Scrap the Census? You have to be kidding, right?
I was recently forwarded an article published on the BBC website, which outlined calls by the Conservative Government in the UK to scrap the Census in its current format. The premise of their argument is that it has become too expensive and that the data can be obtained from other sources. Having worked with Census data for many years, I’ve certainly come across this argument many times. But how true is this? Can the data be obtained elsewhere? And can the argument come down to mere dollars? Let’s have a closer look at some of the issues.
I can really only address this argument from an Australian perspective, and though there are some similarities in the way the UK Census is conducted, the most obvious difference is timing. In the UK the Census is conducted every ten years, whereas in Australia it’s every five. The ABS estimates that the 2011 Census cost $440 million, or $19 per person (Read more about the cost of Census here). Economists love being able to measure things in monetary terms, but life isn’t that black and white and the benefits of the Census aren’t necessarily tangible.
A foundation for democracy – hmmm sounds important!
For example, one of the main reasons Australia holds a Census is to determine electoral boundaries based on the distribution of population. Cynicism aside, this is a foundation of our democracy and it requires a sound evidence base to support it. Furthermore, many billions of dollars are allocated on the basis of Census data. In fact, I think it’s great that Australia has a Census every five years rather than every ten, because we get such rich data that enables analysis of urban and regional change on a more frequent basis. I couldn’t imagine having to wait ten years for the data to be updated, like in the UK or US.
The ABS claims (and I have no reason to doubt them) that the Census is the largest logistical exercise undertaken in Australia. The field workforce is enormous, encompassing staff in the ABS offices across Australia, Area Supervisors, and of course, the Collectors at the coalface. This is clearly one of the major costs, but if the Census is going to be successful, some effort needs to be put into the human resource side of the equation. There are a variety of different roles but the most obvious one to most people is that of the Collector, whose job it is to deliver and collect a Census form from every dwelling in the workload. Anyone who has worked on the Census will tell you this is not necessarily an easy task, especially in a country with a settlement pattern ranging from dense urban to very remote. Minor differences in procedures aside, this approach has the advantage of a stable field methodology across the entire country, which is the basis of a sound dataset.
The “data from other sources” argument – how realistic is it?
Many times I’ve heard the argument “but you can get the data from other sources”. Where? What other dataset offers such rich variety on a national scale? Medicare? Not everyone goes to the doctor on a frequent basis and has to make a claim. Electoral role? Well that excludes people under 18, not to mention those who don’t enrol . Council rates databases? Years of dealing with local government has taught me there is a no consistent form of data collection for rates across all councils. Furthermore, it is a database of property owners, not residents, therefore excluding renters from the equation. In my view, it would take a very wide range of administrative data, as well as significant coordination effort, to cover the range of Census data readily available every five years. Not to mention the costs involved in making it useable, issues of comparability, timeliness, etc.
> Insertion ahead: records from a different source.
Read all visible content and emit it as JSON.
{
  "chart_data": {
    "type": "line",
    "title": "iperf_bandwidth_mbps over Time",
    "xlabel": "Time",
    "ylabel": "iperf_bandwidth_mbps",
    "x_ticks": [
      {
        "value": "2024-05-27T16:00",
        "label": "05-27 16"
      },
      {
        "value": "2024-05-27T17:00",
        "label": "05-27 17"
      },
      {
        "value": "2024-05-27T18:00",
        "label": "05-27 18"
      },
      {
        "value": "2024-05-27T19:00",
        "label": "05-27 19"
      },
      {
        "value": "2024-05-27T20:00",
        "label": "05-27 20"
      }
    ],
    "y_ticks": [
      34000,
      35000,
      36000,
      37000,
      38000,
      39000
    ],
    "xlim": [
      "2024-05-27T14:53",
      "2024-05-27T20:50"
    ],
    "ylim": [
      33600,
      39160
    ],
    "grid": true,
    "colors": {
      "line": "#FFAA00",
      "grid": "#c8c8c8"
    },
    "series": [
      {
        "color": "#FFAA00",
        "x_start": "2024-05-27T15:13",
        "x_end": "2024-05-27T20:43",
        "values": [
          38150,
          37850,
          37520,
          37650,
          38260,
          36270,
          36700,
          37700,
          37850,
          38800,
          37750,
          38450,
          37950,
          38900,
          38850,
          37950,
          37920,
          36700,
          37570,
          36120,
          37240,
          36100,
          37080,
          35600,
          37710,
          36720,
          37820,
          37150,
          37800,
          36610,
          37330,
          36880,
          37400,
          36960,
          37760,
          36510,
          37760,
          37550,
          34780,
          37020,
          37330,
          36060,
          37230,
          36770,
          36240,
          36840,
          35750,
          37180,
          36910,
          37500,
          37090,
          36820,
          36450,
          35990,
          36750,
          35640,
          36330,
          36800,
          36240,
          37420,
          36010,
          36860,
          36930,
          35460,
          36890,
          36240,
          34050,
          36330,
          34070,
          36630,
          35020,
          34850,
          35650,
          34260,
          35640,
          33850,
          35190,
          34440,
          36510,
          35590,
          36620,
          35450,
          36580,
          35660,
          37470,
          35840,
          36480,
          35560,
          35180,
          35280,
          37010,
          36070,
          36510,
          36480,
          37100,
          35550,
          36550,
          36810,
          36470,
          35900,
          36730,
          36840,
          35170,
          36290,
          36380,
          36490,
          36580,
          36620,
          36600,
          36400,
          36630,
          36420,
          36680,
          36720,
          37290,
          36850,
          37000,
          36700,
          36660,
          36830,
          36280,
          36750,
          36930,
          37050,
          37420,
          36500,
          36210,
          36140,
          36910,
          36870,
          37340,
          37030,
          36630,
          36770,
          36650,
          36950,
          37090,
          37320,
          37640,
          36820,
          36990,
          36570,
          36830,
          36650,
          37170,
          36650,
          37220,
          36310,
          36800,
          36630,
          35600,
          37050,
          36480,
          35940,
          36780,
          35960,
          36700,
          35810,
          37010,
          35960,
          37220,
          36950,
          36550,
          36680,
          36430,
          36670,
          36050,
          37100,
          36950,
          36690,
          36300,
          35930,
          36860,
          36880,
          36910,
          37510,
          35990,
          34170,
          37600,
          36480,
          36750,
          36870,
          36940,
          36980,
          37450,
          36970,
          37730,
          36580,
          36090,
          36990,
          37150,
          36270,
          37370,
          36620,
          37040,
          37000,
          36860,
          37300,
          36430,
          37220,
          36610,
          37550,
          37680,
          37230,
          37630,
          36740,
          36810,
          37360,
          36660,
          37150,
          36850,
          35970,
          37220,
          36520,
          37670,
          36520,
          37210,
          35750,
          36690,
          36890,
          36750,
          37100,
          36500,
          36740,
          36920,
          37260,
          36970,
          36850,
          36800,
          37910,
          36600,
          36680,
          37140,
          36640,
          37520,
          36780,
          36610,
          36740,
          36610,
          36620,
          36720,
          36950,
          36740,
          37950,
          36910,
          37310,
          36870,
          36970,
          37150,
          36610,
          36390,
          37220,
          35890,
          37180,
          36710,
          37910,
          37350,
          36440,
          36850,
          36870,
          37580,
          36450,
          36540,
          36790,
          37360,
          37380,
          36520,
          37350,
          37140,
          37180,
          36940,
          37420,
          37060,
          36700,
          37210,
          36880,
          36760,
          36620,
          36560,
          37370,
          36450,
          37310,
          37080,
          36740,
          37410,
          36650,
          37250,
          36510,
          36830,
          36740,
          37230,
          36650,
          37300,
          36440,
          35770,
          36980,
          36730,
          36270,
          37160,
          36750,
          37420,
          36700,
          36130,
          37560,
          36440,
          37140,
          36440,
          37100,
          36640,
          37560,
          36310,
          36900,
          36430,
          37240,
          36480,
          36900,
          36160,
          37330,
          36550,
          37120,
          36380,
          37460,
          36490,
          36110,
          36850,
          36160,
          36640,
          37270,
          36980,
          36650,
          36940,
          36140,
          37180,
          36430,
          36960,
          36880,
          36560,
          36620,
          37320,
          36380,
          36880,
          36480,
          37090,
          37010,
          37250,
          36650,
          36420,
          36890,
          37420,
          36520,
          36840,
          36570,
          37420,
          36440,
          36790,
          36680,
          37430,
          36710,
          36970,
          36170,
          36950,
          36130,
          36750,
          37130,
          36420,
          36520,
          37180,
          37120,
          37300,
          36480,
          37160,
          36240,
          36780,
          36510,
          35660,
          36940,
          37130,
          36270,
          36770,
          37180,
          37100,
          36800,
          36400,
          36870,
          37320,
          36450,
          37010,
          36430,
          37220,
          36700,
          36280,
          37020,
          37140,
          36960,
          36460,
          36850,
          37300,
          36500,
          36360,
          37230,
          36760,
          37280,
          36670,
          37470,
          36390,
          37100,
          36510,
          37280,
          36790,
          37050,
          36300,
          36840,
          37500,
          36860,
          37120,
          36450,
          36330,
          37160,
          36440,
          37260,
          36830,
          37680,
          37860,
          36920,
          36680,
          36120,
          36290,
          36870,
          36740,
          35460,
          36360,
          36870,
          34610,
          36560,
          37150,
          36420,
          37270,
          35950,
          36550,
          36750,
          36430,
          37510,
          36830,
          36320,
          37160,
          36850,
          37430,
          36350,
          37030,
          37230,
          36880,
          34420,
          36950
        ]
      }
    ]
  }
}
Administrative data can be sourced from both the public and private sectors, but by and large, it is not necessarily collected for statistical research purposes. I’ve had many years experience working with administrative data and I’m sure other researchers will nod their heads in agreement when I talk about the time, cost and even frustration involved in “cleaning” the data and making it useable. Do this on a large scale and suddenly the maintanence and processing costs increase. Not to mention comparability issues – many datasets held by government are administered on a state by state basis, and there can be differences in collection procedures, data fields – all things which can add to the cost of making the data useful and comparable. Yes, there are processing costs involved with the Census, but adoption and continual improvement of new technologies such as optical character recognition has reduced much of these.
So it’s not as simple as scrapping the Census in order to save some dollars. That’s a very economic based approach that does little to consider the less tangible benefits of Census data. Future changes to the Census in Australia will continue to take advantage of new and evolving technologies (eg. the e-Census), when adopted in great numbers, saves field staff a lot of time and the ABS a lot of money). While conducting a Census is an expensive exercise, there is no doubting its value as an evidence base for many purposes. Scrapping the Census and substituting the data through administrative sources simply does not have the same value, and requires a great deal of coordination effort. But what makes me laugh is the intrinsic ironies in the “scrap the Census” argument, because I have a feeling that those in a position to make such a decision, are the same ones who will scream the loudest when the data they require is no longer available.